First, loading the data:
import cdsapi
c = cdsapi.Client()
params = {
'product_type': 'monthly_averaged_reanalysis',
'format': 'grib',
'variable': ['100m_u_component_of_wind', '100m_v_component_of_wind'],
'year': [f'{n}' for n in range(2006, 2022)],
'month': [f'{n:02d}' for n in range(1, 13)],
'time': '00:00',
'grid': [0.25, 0.25],
'area': [70.00, -180.00, -40.00, 180.00],
}
path = '100m_wind_U_V.grib'
url = c.retrieve('reanalysis-era5-single-levels-monthly-means',
params,
path,
)
Then there's the data pipeline:
import xarray as xr
import numpy as np
# Also need cfgrib library.
ds = xr.load_dataset(path, engine='cfgrib')
wind_abs = np.sqrt(ds.u100**2 + ds.v100**2)
monthly_means = wind_abs.mean(dim='time')
wind_abs_clim = (wind_abs.sel(time=slice('2006-01','2020-12'))
.groupby('time.month')
.mean(dim='time'))
wind_abs_anom = ((wind_abs.groupby('time.month') / wind_abs_clim)) - 1
Finally the plotting:
import cartopy.crs as ccrs
import matplotlib.pyplot as plt
cbar_kwargs = {'orientation':'horizontal', 'shrink':0.6, 'aspect':40, 'label':'Percent Deviation'}
subplot_kws = {'projection': ccrs.Mercator()}
fg = (wind_abs_anom.sel(time=slice('2021-01', None))
.groupby('time.month')
.mean(dim='time')
.plot(col='month',
col_wrap=3,
transform=ccrs.PlateCarree(),
cmap='RdBu_r', vmin=-3, vmax=3, # <-- New bit.
cbar_kwargs=cbar_kwargs,
robust=False,
subplot_kws=subplot_kws
))
fg.map(lambda: plt.gca().coastlines())
Sometimes I'll use a percentile to control the values for vmin
and vmax
automatically, like max_ = np.percentile(data, 99)
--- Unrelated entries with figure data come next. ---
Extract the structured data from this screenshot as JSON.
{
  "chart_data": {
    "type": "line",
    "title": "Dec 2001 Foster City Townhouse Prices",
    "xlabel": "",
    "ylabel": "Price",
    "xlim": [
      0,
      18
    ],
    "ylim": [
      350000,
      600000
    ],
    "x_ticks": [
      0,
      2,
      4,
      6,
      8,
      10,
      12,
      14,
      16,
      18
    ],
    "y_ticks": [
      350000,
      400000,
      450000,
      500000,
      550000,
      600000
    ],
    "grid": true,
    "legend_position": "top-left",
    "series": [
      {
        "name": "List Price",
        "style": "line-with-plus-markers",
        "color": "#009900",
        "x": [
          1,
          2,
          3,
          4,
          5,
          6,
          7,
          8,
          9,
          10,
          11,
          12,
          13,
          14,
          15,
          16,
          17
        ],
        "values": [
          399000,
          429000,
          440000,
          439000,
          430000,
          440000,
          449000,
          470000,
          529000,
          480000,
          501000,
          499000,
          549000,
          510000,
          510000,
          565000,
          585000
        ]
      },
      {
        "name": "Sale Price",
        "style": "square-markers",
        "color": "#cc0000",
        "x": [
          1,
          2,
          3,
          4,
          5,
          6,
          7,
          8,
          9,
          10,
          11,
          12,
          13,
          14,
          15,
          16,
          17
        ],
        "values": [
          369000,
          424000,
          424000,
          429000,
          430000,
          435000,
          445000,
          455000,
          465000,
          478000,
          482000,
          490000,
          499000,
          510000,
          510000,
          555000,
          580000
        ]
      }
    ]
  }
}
, then vmin=-max_, vmax=max_
. This deals nicely with outliers that stretch the colormap, but it requires you to be able to calculate those values before making the plot.
If you want to start having more control over the plot, it might be a good idea to stop using the xarray
plotting interface and use matplotlib
and cartopy
directly. Here's what that might look like (replacing all of the plotting code above):
import cartopy.crs as ccrs
import matplotlib.pyplot as plt
sel = wind_abs_anom.sel(time=slice('2021-01', None))
left, *_, right = wind_abs_anom.longitude
top, *_, bottom = wind_abs_anom.latitude # Min and max latitude.
extent = [left, right, bottom, top]
fig, axs = plt.subplots(nrows=2, ncols=3,
figsize=(15, 6),
subplot_kw={'projection': ccrs.PlateCarree()},
)
for ax, (month, group) in zip(axs.flat, sel.groupby('time.month')):
mean = group.mean(dim='time')
im = ax.imshow(mean,
transform=ccrs.PlateCarree(),
extent=extent,
cmap='RdBu_r', vmin=-3, vmax=3)
ax.set_title(f'month = {month}')
ax.coastlines()
cbar_ax = fig.add_axes([0.2, 0.0, 0.6, 0.05]) # Left, bottom, width, height.
cbar = fig.colorbar(im, cax=cbar_ax, extend='both', orientation='horizontal')
cbar.set_label('Percent deviation')
plt.show()
For some reason, when I try to use ccra.Mercator()
for the map, the data gets distorted; maybe you can figure that bit out.